Contrary to what Secretary Remulla stated during the UPR that there is
no culture of impunity in the country, Karapatan said that the
government has very little to show for cases of successful prosecution
and final convictions of perpetrators of EJKs and other rights
violations, especially among State actors.

“Coupled with draconian policies, official pronouncements by government
officials and continuing violations on the ground, Sec. Remulla’s claim
is unsubstantiated. Several UN member states who have called for an end
to the extrajudicial killings and for independent investigations during
the last UPR clearly did not buy these claims,” Palabay continued.

Karapatan said that it will monitor the 200 recommendations that the
Philippine government reportedly accepted during the UPR, and urged UN
member states to ensure time-bound and tangible actions especially on
accountability issues, instead of mere promises on paper.

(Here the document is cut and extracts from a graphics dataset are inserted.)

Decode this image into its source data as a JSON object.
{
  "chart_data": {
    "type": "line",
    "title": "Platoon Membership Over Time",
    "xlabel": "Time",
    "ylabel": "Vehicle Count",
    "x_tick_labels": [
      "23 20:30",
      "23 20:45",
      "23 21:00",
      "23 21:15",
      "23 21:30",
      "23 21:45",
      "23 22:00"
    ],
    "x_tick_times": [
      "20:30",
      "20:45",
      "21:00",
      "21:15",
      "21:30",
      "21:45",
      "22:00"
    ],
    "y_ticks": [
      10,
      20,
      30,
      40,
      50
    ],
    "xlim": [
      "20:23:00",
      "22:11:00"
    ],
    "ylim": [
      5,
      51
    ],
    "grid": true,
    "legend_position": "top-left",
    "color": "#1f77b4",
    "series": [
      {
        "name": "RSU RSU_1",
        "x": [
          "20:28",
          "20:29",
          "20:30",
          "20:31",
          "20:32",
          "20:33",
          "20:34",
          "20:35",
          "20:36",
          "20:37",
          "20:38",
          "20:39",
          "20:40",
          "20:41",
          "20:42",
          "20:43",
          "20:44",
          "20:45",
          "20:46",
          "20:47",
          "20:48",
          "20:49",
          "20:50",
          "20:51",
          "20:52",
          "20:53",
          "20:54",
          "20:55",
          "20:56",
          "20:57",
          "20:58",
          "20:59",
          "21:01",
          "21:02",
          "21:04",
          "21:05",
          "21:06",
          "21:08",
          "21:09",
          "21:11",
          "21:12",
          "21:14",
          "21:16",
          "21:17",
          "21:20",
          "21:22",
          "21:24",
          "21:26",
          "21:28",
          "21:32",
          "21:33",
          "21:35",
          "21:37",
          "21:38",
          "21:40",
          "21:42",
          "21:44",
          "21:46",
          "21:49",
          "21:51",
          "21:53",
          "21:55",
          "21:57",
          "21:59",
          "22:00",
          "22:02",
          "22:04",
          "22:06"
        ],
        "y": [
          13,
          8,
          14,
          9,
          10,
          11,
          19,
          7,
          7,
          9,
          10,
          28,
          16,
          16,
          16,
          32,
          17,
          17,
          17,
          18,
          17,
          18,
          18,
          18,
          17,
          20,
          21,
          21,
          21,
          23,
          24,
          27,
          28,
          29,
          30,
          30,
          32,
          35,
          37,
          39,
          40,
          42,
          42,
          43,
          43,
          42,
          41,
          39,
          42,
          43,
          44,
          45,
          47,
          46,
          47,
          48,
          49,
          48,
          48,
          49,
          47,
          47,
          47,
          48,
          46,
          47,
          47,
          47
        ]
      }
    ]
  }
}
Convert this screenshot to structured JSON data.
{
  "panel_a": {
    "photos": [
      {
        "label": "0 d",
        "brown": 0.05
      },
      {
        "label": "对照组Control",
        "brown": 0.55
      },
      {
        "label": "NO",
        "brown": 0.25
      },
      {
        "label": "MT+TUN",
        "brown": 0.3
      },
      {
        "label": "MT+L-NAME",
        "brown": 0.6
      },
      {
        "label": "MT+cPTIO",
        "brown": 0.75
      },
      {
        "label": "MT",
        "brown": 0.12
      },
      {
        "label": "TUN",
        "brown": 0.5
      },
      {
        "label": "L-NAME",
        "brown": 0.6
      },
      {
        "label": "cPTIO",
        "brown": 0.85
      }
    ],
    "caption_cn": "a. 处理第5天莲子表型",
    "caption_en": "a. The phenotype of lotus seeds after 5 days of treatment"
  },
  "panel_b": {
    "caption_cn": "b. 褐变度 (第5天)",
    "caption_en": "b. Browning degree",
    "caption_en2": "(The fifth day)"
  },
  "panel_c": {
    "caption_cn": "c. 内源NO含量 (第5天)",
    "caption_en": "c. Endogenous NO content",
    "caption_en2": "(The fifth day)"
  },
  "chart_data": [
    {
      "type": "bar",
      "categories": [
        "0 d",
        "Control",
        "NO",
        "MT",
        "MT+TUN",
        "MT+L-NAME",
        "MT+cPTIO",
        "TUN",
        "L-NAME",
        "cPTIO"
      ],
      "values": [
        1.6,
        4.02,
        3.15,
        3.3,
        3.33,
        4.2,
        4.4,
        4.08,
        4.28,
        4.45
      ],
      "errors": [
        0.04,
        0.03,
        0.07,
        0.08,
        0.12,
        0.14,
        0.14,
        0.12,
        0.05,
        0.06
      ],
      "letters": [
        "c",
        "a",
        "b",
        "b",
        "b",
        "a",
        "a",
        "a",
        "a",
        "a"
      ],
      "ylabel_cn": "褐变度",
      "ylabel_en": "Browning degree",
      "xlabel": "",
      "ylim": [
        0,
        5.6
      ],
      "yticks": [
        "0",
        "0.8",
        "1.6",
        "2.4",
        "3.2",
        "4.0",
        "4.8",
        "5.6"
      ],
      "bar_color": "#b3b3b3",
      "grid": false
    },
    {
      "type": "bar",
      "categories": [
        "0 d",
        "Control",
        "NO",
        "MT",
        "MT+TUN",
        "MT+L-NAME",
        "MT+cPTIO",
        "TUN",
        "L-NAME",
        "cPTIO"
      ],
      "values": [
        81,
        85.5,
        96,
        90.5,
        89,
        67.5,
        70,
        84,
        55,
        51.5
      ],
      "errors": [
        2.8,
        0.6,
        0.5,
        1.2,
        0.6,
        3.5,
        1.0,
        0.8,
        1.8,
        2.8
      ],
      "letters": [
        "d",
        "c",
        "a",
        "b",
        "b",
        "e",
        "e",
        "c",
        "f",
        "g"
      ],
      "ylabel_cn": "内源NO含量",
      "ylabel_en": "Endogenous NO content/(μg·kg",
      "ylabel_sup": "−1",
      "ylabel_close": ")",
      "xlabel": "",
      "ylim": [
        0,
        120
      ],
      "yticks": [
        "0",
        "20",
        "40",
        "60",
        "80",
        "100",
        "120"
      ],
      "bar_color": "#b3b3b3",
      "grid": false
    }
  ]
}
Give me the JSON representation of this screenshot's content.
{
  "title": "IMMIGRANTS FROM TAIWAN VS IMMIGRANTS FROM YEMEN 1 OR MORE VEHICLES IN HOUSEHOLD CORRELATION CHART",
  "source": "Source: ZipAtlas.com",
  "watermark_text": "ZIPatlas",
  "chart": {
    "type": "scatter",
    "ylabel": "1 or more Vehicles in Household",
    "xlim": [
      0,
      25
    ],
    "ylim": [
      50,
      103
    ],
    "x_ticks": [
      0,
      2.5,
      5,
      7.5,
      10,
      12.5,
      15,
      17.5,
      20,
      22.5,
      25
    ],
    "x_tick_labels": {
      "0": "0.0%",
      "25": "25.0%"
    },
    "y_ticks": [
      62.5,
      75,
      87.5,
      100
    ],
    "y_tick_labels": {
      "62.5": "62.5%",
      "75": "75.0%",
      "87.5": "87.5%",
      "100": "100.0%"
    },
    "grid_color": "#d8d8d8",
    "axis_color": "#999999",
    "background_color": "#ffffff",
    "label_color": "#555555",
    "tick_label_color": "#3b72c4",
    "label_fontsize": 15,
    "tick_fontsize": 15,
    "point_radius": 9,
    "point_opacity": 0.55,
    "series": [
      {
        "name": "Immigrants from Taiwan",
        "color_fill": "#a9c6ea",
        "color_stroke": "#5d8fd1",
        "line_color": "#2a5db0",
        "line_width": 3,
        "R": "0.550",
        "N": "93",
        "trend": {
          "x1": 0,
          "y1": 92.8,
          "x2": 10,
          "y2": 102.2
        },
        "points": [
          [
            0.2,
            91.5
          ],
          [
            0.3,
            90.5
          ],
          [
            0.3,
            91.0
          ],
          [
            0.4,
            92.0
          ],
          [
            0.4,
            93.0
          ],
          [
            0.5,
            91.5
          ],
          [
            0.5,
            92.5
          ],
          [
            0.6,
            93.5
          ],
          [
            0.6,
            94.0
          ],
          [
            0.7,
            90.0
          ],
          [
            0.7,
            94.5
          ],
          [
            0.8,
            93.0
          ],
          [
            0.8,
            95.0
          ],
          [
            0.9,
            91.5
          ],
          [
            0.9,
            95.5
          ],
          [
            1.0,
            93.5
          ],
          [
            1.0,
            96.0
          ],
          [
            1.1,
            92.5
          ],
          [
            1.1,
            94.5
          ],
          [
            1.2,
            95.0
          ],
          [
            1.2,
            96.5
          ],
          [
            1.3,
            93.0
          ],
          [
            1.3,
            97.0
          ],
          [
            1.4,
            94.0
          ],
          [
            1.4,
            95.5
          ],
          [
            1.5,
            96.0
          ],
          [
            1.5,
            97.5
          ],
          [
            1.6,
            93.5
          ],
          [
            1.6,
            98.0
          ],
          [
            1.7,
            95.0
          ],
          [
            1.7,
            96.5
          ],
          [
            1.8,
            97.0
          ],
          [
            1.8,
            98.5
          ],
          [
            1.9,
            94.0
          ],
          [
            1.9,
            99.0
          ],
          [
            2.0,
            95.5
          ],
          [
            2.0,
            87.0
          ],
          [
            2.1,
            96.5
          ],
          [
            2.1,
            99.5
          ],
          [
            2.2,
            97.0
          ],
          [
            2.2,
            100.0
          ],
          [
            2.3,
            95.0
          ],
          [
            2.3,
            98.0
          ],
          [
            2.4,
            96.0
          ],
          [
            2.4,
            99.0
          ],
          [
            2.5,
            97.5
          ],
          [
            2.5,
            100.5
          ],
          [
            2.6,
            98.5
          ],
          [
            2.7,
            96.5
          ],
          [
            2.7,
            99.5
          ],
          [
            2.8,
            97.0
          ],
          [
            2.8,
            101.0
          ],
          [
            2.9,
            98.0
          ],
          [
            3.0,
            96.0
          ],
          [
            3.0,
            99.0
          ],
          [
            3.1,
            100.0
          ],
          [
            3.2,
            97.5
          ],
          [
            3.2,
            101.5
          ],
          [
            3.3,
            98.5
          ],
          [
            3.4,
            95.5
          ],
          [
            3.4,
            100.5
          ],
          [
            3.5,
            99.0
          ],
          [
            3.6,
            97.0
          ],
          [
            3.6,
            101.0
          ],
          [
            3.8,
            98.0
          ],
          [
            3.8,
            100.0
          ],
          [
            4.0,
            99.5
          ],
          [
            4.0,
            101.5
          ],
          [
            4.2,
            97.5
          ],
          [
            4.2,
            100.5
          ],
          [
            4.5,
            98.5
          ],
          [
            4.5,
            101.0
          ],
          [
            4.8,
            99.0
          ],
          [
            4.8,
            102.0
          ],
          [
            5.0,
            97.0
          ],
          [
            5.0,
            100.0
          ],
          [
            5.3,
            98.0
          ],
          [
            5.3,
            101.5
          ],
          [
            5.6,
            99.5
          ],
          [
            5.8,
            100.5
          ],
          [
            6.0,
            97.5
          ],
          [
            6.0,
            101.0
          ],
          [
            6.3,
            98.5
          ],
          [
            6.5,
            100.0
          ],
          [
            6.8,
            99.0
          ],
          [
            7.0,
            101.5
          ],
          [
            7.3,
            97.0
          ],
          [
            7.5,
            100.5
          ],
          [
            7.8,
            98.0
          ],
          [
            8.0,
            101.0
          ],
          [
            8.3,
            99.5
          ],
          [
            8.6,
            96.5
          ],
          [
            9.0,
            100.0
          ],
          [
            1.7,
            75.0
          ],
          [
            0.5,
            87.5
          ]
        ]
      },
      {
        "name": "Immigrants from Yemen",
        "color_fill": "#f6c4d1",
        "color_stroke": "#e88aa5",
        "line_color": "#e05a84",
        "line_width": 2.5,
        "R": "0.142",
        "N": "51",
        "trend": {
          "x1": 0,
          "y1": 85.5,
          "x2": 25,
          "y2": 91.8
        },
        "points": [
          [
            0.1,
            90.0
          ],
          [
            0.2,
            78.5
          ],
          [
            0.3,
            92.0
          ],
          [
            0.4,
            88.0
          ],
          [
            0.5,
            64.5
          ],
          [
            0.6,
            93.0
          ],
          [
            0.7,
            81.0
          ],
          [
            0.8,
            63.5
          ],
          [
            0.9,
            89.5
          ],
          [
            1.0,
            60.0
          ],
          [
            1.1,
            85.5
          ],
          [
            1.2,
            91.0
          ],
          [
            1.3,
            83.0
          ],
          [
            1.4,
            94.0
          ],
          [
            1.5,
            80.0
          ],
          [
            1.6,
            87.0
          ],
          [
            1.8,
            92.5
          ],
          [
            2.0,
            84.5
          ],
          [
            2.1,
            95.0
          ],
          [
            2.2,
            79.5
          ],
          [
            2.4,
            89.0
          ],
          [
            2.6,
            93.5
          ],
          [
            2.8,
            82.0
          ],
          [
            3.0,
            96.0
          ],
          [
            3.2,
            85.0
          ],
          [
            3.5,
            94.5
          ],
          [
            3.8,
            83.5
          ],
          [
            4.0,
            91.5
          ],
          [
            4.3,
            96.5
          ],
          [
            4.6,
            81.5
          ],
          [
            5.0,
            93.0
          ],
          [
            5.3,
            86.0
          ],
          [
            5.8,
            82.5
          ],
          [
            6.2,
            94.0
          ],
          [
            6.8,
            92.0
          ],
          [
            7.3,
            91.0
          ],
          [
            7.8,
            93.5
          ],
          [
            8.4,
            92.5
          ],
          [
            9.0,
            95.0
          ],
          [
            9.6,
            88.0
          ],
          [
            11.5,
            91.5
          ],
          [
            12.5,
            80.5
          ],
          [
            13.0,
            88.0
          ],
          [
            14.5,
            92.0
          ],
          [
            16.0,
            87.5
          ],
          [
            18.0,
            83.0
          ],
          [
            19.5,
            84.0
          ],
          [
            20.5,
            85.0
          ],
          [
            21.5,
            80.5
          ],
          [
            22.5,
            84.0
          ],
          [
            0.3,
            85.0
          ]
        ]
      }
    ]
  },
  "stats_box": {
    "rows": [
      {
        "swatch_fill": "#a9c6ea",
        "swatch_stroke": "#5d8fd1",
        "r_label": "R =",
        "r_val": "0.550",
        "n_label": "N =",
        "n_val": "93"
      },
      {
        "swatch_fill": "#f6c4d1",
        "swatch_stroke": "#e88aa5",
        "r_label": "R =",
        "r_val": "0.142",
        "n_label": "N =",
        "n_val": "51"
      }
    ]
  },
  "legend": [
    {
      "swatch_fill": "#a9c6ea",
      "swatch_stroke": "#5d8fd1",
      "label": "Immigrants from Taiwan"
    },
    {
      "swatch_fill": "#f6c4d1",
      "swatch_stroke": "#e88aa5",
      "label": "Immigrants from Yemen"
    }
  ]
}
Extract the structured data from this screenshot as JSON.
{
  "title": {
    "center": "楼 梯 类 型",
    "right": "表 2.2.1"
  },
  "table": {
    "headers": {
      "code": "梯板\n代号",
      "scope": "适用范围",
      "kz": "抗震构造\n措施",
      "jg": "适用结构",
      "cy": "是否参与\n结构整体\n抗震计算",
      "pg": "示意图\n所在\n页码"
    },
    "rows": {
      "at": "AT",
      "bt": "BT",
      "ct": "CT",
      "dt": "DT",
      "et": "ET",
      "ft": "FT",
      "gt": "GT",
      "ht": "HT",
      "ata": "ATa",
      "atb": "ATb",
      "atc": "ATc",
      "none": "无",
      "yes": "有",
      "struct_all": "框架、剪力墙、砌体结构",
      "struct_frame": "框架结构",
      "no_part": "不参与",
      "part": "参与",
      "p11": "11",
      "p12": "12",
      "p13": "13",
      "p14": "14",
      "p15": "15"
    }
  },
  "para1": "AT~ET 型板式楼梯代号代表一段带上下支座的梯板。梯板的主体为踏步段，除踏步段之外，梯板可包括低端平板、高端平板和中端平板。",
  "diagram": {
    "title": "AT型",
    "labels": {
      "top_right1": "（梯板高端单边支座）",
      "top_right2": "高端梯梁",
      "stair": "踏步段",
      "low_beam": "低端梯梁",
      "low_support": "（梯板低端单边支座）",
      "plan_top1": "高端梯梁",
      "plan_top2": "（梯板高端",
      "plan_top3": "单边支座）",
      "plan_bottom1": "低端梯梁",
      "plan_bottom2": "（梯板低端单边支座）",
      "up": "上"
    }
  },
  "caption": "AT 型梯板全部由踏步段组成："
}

The group noted that the Philippines publicly expressed rejection of
recommendations pertaining to measures on sexual orientation, gender
identity, expression equality, decriminalization of abortion and
divorce. The government also reportedly reserved responses to
recommendations on State actors’ involvement in extrajudicial killings,
arbitrary arrests and detention, and enforced disappearances;
red-tagging and the enactment of the Human Rights Defenders’ Protection
Bill; its rejoining the Rome Statute of the International Criminal
Court; the impact of laws such as the Anti-Terrorism Act and the
Cybercrime Prevention Act on the freedom of expression and association;
the ratification of the International Convention for the Protection of
All Persons from Enforced Disappearances and the Optional Protocols on
the Convention on the Rights of Children; establishment of the National
Preventive Mechanism against torture, among others.

“The Philippines’ rejection of specific recommendations and those
without immediate responses show that the government refuses to
acknowledge the long-standing human rights issues and concerns in the
country,” Palabay stated.

Karapatan also decried Remulla’s statements on civil society groups’
participating in the UPR as “somehow linked to the armed movement
against government, linked to terrorism” and who “destroy the image of
the country.”

These statements, Palabay said, belie Secretary Remulla’s claims that
red-tagging is not an official policy of the Philippine government. “His
pronouncements are proof that the Philippine government commits red- and
terrorist-tagging of organizations, and that it continues the
stigmatization of human rights defenders and our organizations,” she said.

Karapatan along with other organizations comprising the Philippine UPR
Watch network, which monitored the UPR in Geneva, Switzerland, will
conduct a report-back session before International Human Rights Day.